After all that it must be said that there are parents out there who I applaud for their common sense and their ability to see reason in actions like these. These people are wonderful and I know a few of them. My ire is directed at the other people, the kind of people who think ‘I can’t sit in a packed restaurant and take up space with my pram, how unjust, I must report to the media immediately’, the people who feel like, by pushing around a freaking massive pram (and more often than not driving a 4WD in suburbia too), it entitles them to respect. I’ve never been to Caffe Panette, I’ve never seen the size of the floor and the layout so I can’t make my own individual assessment, but chances are neither have 80% of the mothers making fired up comments about it. I suppose I’m talking more about the issue. You can probably tell that much of my personal preference is against having too many of these massive prams, but that doesn’t mean I would install the policy in my restaurant. We’re big enough to handle it – but a Cafe?

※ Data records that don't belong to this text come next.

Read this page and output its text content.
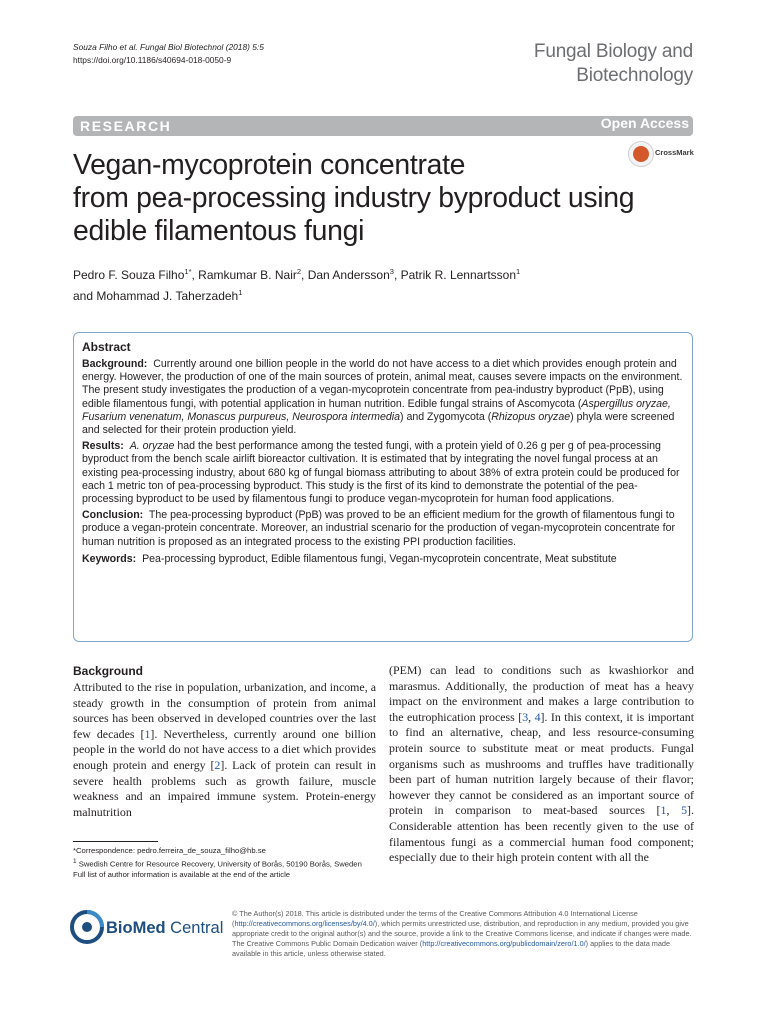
Souza Filho et al. Fungal Biol Biotechnol (2018) 5:5
https://doi.org/10.1186/s40694-018-0050-9	Fungal Biology and
Biotechnology
RESEARCH	Open Access
CrossMark
Vegan-mycoprotein concentrate
from pea-processing industry byproduct using
edible filamentous fungi
Pedro F. Souza Filho$^{1*}$, Ramkumar B. Nair$^2$, Dan Andersson$^3$, Patrik R. Lennartsson$^1$
and Mohammad J. Taherzadeh$^1$
Abstract

Background: Currently around one billion people in the world do not have access to a diet which provides enough protein and energy. However, the production of one of the main sources of protein, animal meat, causes severe impacts on the environment. The present study investigates the production of a vegan-mycoprotein concentrate from pea-industry byproduct (PpB), using edible filamentous fungi, with potential application in human nutrition. Edible fungal strains of Ascomycota (Aspergillus oryzae, Fusarium venenatum, Monascus purpureus, Neurospora intermedia) and Zygomycota (Rhizopus oryzae) phyla were screened and selected for their protein production yield.

Results: A. oryzae had the best performance among the tested fungi, with a protein yield of 0.26 g per g of pea-processing byproduct from the bench scale airlift bioreactor cultivation. It is estimated that by integrating the novel fungal process at an existing pea-processing industry, about 680 kg of fungal biomass attributing to about 38% of extra protein could be produced for each 1 metric ton of pea-processing byproduct. This study is the first of its kind to demonstrate the potential of the pea-processing byproduct to be used by filamentous fungi to produce vegan-mycoprotein for human food applications.

Conclusion: The pea-processing byproduct (PpB) was proved to be an efficient medium for the growth of filamentous fungi to produce a vegan-protein concentrate. Moreover, an industrial scenario for the production of vegan-mycoprotein concentrate for human nutrition is proposed as an integrated process to the existing PPI production facilities.

Keywords: Pea-processing byproduct, Edible filamentous fungi, Vegan-mycoprotein concentrate, Meat substitute

Background

Attributed to the rise in population, urbanization, and income, a steady growth in the consumption of protein from animal sources has been observed in developed countries over the last few decades [1]. Nevertheless, currently around one billion people in the world do not have access to a diet which provides enough protein and energy [2]. Lack of protein can result in severe health problems such as growth failure, muscle weakness and an impaired immune system. Protein-energy malnutrition

(PEM) can lead to conditions such as kwashiorkor and marasmus. Additionally, the production of meat has a heavy impact on the environment and makes a large contribution to the eutrophication process [3, 4]. In this context, it is important to find an alternative, cheap, and less resource-consuming protein source to substitute meat or meat products. Fungal organisms such as mushrooms and truffles have traditionally been part of human nutrition largely because of their flavor; however they cannot be considered as an important source of protein in comparison to meat-based sources [1, 5]. Considerable attention has been recently given to the use of filamentous fungi as a commercial human food component; especially due to their high protein content with all the

*Correspondence: pedro.ferreira_de_souza_filho@hb.se
$^1$ Swedish Centre for Resource Recovery, University of Borås, 50190 Borås, Sweden
Full list of author information is available at the end of the article
BioMed Central
© The Author(s) 2018. This article is distributed under the terms of the Creative Commons Attribution 4.0 International License (http://creativecommons.org/licenses/by/4.0/), which permits unrestricted use, distribution, and reproduction in any medium, provided you give appropriate credit to the original author(s) and the source, provide a link to the Creative Commons license, and indicate if changes were made. The Creative Commons Public Domain Dedication waiver (http://creativecommons.org/publicdomain/zero/1.0/) applies to the data made available in this article, unless otherwise stated.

Regardless of if the Cafe is right to do it, it’s their business and should be their call. Running to the media, and reading the subsequent comments, merely shows us all just how entitled this new breed of parents think they are. It’s not all, of course, but enough – and I hope that if one of you reads this you see it more as an explanation than an attack. But most of you won’t – and that’s fine with me. It’s common sense, and it’s safety. How about you, as the customer, exercise some for once.